G. l. : actuellement, le cadre qui réglemente les pratiques en économie collaborative est mal adapté, voire absent. Ceci dit, c’était prévisible. Dans l’histoire du monde, les innovations socioéconomiques ont toujours eu un pas d’avance sur le cadre juridico-politique. La loi ne peut pas encadrer quelque chose qu’elle ne connaît pas encore. Le problème n’est donc pas d’être en retard mais de savoir pendant combien de temps nous allons accuser ce retard. Réconcilier innovation, équité et intérêt général, cela signifie créer un cadre qui soit compatible avec ces nouveaux modèles d’affaires mais qui prenne également en considération l’objet même qu’il doit encadrer.

La doctrine proposée se résume à ceci : encadrer afin de mieux permettre.

Elle sous-tend trois grandes idées :

  1. il est impossible d’encadrer ce qu’on n’est pas prêt à permettre ;
  2. il est irresponsable de permettre ce qu’on n’est pas capable d’encadrer ;
  3. l’encadrement spécifique doit viser l’intérêt général afin de mieux maximiser les avantages et de réduire les inconvénients.

Il faut donc prendre le temps de bien comprendre toutes les pratiques : à chacune son encadrement. C’est ce qui va permettre d’aboutir à une réglementation sensée et applicable. Par exemple, le marché du logement à court terme ne peut pas être régi de la même façon que ceux de la nourriture et des transports. Toutes ces décisions doivent être prises en fonction de l’intérêt général : elles doivent avoir pour objectif le plus grand bénéfice pour le plus grand nombre de gens, et ce, aussi longtemps que possible. Malheureusement, les politiques publiques sont souvent motivées par des intérêts particuliers.

Vous avez déposé votre rapport en juin 2018. Des élections provinciales ont eu lieu quatre mois plus tard et Ont porté au pouvoir la CAQ de François Legault. À quelles suites peut-on s’attendre quant à l’application de vos recommandations ?

G. l. : le nouveau premier ministre et son parti ont salué ce rapport lorsque nous l’avons déposé. M. Legault a d’ailleurs annoncé vouloir amorcer une réforme de la réglementation entourant le covoiturage commercial.

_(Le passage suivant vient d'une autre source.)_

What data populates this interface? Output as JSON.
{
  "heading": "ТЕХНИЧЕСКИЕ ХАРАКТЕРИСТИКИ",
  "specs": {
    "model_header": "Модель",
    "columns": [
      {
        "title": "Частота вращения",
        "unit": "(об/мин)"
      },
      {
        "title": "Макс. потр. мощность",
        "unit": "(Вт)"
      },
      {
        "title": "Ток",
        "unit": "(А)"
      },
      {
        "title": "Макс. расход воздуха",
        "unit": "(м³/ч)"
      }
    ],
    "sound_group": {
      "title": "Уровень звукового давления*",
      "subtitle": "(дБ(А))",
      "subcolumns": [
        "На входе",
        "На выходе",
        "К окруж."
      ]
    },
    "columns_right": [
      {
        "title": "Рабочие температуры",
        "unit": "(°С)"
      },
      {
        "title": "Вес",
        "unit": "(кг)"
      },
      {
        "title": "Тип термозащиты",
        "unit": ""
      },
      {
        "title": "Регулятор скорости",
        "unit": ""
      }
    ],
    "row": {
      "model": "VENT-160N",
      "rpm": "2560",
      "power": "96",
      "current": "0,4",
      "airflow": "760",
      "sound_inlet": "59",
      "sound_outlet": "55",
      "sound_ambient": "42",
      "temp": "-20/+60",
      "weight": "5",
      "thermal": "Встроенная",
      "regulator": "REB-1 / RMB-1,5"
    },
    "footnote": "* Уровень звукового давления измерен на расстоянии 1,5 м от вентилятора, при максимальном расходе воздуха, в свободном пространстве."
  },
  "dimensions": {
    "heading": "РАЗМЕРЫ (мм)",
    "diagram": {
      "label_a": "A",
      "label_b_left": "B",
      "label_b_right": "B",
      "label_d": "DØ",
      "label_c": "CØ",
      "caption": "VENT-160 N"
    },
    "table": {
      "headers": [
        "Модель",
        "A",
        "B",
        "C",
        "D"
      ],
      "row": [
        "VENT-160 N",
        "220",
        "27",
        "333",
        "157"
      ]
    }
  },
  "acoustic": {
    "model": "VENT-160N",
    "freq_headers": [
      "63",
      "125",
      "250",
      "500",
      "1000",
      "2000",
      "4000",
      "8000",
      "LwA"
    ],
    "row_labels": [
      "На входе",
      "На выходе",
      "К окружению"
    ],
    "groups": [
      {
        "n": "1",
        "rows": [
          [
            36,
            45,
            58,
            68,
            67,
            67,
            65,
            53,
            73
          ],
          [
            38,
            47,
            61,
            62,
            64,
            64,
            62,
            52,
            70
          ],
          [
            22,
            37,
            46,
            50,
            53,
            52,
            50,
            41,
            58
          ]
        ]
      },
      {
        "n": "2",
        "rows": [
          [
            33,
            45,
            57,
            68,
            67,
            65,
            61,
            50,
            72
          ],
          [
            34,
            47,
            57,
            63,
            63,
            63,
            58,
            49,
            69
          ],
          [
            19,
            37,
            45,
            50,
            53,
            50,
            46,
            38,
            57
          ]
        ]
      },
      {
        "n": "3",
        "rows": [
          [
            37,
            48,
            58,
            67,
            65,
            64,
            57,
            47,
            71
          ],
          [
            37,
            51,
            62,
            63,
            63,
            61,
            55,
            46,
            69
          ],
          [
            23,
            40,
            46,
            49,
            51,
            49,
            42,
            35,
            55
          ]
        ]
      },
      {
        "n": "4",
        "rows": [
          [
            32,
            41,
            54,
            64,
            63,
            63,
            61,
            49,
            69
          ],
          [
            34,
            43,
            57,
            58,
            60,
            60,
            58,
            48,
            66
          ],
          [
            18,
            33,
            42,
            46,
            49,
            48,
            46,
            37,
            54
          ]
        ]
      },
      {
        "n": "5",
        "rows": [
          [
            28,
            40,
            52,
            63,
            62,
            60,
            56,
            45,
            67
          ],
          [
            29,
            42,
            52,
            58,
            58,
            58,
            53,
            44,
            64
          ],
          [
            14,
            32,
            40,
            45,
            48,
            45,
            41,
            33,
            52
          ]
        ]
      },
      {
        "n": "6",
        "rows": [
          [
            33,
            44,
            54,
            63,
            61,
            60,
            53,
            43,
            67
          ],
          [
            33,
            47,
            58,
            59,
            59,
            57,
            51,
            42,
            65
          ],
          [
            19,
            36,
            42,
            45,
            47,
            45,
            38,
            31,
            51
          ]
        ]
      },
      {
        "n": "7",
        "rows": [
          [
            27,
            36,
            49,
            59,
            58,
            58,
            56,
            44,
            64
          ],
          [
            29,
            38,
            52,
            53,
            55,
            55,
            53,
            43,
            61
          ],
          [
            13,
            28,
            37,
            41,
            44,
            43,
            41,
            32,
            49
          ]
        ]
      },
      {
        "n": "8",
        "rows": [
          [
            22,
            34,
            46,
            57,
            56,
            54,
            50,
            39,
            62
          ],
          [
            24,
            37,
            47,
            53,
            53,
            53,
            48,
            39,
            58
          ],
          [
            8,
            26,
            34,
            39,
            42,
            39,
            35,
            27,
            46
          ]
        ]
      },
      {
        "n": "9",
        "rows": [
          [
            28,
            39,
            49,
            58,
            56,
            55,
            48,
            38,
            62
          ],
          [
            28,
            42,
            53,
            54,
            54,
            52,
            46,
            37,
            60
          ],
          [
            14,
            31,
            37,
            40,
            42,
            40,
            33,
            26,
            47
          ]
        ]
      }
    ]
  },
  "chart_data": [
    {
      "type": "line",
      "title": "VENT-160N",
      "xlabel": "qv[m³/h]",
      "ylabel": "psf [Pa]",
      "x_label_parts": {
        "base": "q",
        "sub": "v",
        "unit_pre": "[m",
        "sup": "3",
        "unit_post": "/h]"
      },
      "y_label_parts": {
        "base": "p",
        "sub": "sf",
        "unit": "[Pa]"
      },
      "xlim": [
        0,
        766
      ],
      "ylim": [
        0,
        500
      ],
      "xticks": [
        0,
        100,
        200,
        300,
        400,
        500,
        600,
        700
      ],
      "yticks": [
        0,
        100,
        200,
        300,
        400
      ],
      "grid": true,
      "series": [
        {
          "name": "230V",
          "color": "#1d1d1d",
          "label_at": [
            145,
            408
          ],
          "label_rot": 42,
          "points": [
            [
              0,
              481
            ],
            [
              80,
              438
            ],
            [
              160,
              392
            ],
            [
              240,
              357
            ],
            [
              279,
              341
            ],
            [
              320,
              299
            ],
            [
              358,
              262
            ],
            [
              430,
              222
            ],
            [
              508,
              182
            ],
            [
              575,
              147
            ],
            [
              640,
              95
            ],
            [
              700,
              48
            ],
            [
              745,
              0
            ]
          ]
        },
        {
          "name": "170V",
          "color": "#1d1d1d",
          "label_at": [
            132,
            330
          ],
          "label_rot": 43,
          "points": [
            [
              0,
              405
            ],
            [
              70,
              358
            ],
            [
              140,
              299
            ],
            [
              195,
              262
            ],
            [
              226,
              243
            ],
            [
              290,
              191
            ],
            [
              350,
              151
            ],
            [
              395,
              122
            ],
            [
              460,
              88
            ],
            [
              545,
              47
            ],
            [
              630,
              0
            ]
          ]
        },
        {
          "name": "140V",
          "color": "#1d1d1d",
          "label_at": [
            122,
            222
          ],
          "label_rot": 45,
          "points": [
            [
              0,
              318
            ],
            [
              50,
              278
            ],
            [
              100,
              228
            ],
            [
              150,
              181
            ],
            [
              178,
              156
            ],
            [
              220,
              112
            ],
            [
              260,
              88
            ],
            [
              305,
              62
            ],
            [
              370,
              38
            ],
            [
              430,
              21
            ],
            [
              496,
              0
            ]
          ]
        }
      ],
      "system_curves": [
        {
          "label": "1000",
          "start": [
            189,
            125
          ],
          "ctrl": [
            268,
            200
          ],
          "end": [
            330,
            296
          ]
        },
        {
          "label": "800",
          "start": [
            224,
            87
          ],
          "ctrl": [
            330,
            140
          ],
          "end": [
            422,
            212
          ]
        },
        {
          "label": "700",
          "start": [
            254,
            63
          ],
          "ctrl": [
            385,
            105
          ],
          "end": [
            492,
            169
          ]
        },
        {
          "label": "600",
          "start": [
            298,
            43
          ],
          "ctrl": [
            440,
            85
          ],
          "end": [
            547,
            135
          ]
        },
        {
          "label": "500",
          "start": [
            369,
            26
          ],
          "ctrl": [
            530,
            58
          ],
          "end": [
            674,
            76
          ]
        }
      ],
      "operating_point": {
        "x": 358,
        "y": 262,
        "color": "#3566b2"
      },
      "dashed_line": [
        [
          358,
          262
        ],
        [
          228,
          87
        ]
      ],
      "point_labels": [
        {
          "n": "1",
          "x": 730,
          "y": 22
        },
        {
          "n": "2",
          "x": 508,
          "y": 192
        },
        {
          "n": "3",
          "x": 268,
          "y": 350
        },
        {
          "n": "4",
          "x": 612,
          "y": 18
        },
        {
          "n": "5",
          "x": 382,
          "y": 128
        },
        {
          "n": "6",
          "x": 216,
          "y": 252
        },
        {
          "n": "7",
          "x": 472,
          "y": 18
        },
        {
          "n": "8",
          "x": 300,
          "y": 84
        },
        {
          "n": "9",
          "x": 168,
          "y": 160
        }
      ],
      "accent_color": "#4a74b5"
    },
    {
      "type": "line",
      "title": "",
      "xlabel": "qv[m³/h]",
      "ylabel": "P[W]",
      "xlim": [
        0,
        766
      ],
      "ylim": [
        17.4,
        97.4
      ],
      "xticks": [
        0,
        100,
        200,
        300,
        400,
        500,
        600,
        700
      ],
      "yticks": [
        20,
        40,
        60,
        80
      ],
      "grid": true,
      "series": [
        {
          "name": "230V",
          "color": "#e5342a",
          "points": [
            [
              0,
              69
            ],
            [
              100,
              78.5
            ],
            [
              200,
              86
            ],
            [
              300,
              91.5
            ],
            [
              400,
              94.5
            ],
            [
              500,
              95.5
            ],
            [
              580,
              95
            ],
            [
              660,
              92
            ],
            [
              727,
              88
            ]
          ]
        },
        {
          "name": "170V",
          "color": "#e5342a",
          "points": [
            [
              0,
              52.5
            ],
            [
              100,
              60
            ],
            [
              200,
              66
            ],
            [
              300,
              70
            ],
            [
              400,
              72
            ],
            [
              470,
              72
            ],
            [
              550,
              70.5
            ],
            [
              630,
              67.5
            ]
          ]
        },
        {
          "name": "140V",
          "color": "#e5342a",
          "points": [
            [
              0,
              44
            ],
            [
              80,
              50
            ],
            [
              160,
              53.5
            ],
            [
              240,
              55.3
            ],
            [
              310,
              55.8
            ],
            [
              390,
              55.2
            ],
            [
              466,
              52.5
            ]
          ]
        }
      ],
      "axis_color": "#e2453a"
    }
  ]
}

Il semble y avoir une certaine écoute de la part du gouvernement. tourisme, finance, nourriture, transports, entreposage, etc. : les possibilités offertes par l’économie collaborative commencent tout juste à se manifester. Tous les gouvernements devront s’y intéresser tôt ou tard.

En ce sens, notre rapport constitue un outil privilégié pour que les administrations publiques de tous les niveaux réussissent à encadrer convenablement les pratiques collaboratives.